The advent of social media has opened the doors to anyone and everyone with a computer to become a part of the conversation- business practices have become more transparent, marketing strategies have been shared publicly and a new networking vehicle was born. An advantage of the television and newspaper media is that for the most part, to get your voice heard, you have to fork over money and there’s a paper trail of who you are- not so with the Internet. Many shady things go on when online from flaming to downright dirty tricks.
This article was first published here on April 02, 2008.
Believe it or not, in college I took a class about Internet behavior and on day one, the professor confirmed (less directly than the graphic below):
Behaviors that I have personally witnessed online range from:
- passively antagonistic comments by competitors (don’t we all have one of those floating around our blogs? If not, you’ll get one soon!)
- flaming comments, baiting behavior, etc.
- nasty blog posts about you
- competitors leaving nasty comments anonymously on blogs (people, remember that the administrator can see your IP address and compare it to other comments you’ve left- not smart)

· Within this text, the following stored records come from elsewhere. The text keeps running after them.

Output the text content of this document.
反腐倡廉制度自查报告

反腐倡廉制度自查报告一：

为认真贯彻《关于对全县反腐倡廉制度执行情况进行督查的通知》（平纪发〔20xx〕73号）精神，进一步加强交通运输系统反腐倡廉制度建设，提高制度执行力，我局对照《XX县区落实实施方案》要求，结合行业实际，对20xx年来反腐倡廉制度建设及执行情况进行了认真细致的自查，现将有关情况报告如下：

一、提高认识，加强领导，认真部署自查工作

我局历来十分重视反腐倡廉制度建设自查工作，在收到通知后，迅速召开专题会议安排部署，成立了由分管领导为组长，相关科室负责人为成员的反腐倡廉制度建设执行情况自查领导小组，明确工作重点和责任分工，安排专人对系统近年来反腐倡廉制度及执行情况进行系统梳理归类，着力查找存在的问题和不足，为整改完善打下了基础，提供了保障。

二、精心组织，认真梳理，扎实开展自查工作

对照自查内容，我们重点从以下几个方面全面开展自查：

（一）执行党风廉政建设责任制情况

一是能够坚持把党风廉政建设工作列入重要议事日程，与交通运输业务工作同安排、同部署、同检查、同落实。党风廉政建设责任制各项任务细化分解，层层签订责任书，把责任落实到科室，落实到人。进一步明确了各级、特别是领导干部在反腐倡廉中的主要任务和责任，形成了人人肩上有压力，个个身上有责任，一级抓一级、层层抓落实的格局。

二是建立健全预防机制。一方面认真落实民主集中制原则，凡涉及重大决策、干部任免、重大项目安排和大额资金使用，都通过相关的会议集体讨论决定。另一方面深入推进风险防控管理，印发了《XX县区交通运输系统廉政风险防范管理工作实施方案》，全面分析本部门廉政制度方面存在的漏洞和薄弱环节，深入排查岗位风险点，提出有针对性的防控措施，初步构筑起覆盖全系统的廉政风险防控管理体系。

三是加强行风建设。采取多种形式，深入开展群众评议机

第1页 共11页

- blacklisting your email address so all your emails bounce
- creating fake usernames across the web with your email address
- flat out impersonating you
- studying your marketing and copying it then badmouthing you
The best way to get ahead of your online competition is NOT in an underhanded way, it is by working hard to be being a leader and raising the bar with your own marketing efforts. Most of the time, your hostility is not as anonymous as you believe it to be. Chances are that your defamation efforts are actually destructing your own reputation… there’s nothing illegal about local competitors coming here to the national stage and being under-the-radar ugly but people should be careful not to defame others through slanderous statements or acts (such as submitting your competitor’s email to porn sites).
The Internet is a wonderful marketing tool but can also be a shark pool where hostility infects those within- what has your experience been since you jumped in?